For software architecture I have kept a list going through the years and try and keep it short. These are more topics to discuss than points to adhere too, it’s a mentoring session not a lecture.

Technical Mentoring Topics
- Simplicity is Key: Always aim for less complexity. Over-engineering can lead to unnecessary complications.
- Think Multi-Tenant and Multi-Account: Design systems with multi-tenancy in mind from the outset to save future headaches.
- Early Diagnostics: Implement an end-to-end ‘health check’ ping early on to ensure system responsiveness and availability. Everything has to work you don’t get credit if you servers are up 99.99% but one little component along the way prevents a user from accomplishing a task.
- Elegance Over Force: Opt for elegant solutions over brute force. Also know when to just get it done, it’s always a balance.
- Practical Abstraction: Avoid over-abstraction. Focus on delivering work that addresses the core value and need.
- Reference Architectures: Utilize existing architectures as a checklist to guide your design process, use them as check list, did I cover everything.
- Anticipate Entropy: Design systems that resist entropy and remain robust over time.
- Evolutionary Design: Allow for schema and UI evolution to enable growth with minimal additional coding.
- Proactive Detection: Incorporate methods to automatically detect and possibly self-heal from issues and bugs.
- Refactor: After documenting your design, revisit it to identify and eliminate any unnecessary complexity.
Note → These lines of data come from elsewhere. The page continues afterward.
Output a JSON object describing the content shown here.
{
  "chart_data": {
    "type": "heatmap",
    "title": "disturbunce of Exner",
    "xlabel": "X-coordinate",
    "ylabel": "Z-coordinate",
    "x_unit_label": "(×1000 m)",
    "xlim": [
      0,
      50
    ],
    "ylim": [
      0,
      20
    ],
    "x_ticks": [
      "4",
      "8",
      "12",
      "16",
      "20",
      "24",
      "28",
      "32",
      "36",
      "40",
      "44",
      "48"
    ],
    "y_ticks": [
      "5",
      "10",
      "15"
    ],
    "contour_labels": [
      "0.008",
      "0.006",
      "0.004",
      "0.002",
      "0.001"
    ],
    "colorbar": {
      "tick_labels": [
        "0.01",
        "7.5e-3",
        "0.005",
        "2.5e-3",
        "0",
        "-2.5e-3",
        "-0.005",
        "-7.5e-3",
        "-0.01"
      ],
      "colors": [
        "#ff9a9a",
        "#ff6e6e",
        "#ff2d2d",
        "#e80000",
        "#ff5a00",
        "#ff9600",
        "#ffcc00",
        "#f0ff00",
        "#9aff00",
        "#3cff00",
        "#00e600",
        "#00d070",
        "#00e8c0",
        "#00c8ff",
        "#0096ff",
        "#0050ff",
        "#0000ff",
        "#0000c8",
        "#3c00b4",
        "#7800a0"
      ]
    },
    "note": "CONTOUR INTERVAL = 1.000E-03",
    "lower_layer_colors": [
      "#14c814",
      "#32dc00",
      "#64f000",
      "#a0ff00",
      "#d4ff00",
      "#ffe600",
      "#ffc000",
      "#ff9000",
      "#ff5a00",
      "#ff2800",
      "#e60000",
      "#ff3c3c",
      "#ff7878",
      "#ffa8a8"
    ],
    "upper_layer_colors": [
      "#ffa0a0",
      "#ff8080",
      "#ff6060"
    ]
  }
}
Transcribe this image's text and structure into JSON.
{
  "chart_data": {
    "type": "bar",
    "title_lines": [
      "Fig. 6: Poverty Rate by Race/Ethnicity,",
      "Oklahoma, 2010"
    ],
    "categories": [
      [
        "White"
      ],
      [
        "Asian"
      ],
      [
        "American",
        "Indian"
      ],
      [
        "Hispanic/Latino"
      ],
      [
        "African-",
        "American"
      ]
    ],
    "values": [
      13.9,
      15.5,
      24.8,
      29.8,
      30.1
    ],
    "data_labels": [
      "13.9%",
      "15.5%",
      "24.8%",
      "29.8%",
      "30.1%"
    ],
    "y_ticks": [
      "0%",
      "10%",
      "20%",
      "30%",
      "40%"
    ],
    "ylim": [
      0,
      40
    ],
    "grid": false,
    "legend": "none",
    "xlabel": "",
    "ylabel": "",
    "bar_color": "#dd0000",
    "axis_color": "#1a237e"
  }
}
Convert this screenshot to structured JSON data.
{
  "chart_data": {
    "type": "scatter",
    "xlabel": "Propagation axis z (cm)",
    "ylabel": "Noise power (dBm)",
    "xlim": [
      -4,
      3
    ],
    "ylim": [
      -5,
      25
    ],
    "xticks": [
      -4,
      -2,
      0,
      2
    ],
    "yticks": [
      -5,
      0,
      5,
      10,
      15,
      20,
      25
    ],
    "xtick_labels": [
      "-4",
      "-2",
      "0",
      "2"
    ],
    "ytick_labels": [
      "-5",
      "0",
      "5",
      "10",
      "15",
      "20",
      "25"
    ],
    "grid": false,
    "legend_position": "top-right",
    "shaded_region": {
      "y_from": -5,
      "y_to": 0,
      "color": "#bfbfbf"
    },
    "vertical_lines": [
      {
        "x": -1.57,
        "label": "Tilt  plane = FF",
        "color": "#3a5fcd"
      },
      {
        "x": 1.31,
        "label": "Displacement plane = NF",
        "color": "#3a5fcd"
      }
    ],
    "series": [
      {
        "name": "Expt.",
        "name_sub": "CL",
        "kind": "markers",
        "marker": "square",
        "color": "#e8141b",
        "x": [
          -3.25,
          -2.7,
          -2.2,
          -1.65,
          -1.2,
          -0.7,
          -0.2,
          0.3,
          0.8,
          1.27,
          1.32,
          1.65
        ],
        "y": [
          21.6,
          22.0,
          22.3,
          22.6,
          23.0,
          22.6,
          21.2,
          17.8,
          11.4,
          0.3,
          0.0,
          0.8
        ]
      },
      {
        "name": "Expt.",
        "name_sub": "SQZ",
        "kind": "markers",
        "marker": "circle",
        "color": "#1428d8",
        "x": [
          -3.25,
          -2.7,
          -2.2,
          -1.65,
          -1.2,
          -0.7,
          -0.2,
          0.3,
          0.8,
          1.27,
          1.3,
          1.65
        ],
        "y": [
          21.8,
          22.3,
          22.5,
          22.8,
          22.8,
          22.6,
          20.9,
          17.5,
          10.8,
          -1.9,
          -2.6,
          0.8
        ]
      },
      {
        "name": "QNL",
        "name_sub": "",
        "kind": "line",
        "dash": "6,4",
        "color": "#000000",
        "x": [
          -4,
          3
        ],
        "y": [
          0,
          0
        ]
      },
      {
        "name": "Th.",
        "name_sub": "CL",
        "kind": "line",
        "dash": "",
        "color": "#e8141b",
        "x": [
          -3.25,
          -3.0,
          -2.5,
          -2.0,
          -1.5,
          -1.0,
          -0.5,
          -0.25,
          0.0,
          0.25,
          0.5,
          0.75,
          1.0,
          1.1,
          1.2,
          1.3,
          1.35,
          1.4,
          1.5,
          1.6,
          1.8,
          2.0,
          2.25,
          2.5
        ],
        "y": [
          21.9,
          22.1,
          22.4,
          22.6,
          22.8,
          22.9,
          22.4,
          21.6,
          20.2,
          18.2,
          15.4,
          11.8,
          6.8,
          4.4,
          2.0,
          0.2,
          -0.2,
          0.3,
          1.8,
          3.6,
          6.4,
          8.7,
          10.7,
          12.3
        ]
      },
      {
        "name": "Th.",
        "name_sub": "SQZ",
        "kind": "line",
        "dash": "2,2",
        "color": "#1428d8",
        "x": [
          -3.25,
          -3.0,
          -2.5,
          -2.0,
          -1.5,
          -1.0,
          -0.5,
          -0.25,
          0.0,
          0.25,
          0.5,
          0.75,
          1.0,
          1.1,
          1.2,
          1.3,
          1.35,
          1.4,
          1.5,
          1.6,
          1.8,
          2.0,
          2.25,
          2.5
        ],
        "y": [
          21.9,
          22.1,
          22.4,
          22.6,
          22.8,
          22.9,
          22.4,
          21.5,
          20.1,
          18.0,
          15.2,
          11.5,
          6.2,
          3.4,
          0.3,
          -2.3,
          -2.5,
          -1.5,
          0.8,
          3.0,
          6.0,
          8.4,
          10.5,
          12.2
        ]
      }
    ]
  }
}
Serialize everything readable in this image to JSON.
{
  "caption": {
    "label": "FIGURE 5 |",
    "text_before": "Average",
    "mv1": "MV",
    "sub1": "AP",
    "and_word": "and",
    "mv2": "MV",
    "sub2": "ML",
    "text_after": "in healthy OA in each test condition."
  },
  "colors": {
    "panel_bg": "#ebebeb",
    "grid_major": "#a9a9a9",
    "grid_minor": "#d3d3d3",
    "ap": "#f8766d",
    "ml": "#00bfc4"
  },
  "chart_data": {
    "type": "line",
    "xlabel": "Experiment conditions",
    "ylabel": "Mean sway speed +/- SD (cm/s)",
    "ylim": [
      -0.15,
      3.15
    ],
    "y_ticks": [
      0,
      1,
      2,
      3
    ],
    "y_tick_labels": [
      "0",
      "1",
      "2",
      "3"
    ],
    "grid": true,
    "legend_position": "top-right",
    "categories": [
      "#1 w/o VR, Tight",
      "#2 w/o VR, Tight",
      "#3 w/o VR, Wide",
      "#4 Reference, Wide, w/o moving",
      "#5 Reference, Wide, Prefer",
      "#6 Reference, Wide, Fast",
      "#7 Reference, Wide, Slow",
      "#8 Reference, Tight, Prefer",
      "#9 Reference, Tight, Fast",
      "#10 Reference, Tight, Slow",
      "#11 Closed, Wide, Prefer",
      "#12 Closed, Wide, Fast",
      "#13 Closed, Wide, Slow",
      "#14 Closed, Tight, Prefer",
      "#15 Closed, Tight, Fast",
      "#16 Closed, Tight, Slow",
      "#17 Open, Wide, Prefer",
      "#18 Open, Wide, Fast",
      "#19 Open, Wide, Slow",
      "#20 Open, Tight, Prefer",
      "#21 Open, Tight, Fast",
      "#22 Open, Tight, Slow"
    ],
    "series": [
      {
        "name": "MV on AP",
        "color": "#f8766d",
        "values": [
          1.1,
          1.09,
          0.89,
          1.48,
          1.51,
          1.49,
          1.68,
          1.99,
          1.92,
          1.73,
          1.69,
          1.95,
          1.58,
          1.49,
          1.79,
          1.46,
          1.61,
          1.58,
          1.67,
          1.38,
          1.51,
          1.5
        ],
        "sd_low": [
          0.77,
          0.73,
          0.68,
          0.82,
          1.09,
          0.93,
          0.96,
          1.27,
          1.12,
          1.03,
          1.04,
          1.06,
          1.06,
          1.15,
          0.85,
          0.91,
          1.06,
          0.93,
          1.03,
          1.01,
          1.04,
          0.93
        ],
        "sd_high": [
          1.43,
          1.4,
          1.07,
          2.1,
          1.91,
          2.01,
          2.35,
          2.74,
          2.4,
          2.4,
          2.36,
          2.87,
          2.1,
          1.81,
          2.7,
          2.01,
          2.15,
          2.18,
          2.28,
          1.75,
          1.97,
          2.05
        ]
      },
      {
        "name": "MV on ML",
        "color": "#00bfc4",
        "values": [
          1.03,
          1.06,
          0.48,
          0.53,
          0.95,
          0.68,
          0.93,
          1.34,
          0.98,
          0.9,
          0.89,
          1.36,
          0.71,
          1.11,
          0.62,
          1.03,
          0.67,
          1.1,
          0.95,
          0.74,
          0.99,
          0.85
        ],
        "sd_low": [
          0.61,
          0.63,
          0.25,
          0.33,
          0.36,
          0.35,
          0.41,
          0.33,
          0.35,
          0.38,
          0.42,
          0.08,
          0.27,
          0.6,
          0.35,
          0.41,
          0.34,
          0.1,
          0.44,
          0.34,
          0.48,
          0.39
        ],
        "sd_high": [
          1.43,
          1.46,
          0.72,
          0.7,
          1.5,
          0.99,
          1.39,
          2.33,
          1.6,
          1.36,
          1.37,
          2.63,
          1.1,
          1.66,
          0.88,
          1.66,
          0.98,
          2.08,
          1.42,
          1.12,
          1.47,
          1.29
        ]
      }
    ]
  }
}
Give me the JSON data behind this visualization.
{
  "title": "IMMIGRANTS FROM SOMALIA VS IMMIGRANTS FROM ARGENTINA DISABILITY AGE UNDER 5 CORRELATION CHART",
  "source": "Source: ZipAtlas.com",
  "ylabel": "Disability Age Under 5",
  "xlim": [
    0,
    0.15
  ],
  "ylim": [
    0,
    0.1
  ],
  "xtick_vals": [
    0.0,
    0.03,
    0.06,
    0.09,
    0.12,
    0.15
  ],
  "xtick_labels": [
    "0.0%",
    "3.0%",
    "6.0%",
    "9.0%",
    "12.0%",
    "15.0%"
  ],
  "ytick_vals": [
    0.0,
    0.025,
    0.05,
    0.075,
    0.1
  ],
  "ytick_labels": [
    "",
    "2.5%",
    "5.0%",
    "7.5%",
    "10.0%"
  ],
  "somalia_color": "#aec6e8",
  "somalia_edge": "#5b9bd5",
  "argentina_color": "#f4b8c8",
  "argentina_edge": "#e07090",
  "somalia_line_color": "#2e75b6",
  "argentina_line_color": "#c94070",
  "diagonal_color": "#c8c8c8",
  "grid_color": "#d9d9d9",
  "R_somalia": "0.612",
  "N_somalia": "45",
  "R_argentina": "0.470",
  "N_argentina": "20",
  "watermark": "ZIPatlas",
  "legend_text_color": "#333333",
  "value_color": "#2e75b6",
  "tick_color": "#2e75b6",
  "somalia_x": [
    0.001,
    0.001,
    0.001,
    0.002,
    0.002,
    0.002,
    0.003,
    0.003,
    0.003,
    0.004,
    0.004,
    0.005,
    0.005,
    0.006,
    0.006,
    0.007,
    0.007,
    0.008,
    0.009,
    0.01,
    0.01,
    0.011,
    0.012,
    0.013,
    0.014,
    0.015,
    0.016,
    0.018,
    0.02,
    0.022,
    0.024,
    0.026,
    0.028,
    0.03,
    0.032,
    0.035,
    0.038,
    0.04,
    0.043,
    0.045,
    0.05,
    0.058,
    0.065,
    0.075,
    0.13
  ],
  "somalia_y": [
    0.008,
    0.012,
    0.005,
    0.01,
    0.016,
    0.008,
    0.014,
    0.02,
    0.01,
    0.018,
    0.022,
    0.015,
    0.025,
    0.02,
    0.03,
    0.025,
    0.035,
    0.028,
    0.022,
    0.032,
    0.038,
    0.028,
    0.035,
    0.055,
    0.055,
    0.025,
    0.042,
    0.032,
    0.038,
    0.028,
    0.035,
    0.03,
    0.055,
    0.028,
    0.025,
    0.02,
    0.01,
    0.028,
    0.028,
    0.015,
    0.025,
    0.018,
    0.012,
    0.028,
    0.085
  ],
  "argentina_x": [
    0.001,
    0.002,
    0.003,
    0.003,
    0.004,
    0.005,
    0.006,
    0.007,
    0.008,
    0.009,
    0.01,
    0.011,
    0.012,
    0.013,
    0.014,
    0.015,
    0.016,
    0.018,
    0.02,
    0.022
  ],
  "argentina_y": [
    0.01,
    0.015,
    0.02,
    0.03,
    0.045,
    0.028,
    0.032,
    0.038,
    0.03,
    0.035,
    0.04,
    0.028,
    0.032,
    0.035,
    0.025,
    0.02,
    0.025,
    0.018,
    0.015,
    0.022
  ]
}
- Maximize your tech stack: often we opt to code for the lowest common denominator so that we can switch platforms, data stores, etc… I have found it best to pick a stack and use the heck out of it. In reality we don’t really just switch out a tech part. Most often we rebuild from the ground up. This is a good one to discuss/debate.
For General Mentoring:
- Continuous Learning: read, read, read….. reading, speaking, and writing to stay ahead in the field.
- Emotional Intelligence: Cultivate relationship-building skills. Technical expertise must be complemented by the ability to connect with people.
- People Over Plans: Remember that people, not plans or organizations, are the ones who achieve results.
- Clarity and Focus: Encourage clear, concise communication and a focused approach to daily tasks.
- Purposeful Technology: Use technology to solve problems, not for its own sake.
- Be a Creator: Inspire, create and contribute actively
- Active Listening: listen first to understand and then responding thoughtfully.
- Embrace Criticism: Encourage seeking out and being receptive to constructive criticism.
- Explorative Decision-Making: When faced with options, explore each as far as feasible to discover the optimal solution.
These are a few of the topics I like to have handy to invoke good conversation which most often leads to a good mentoring session.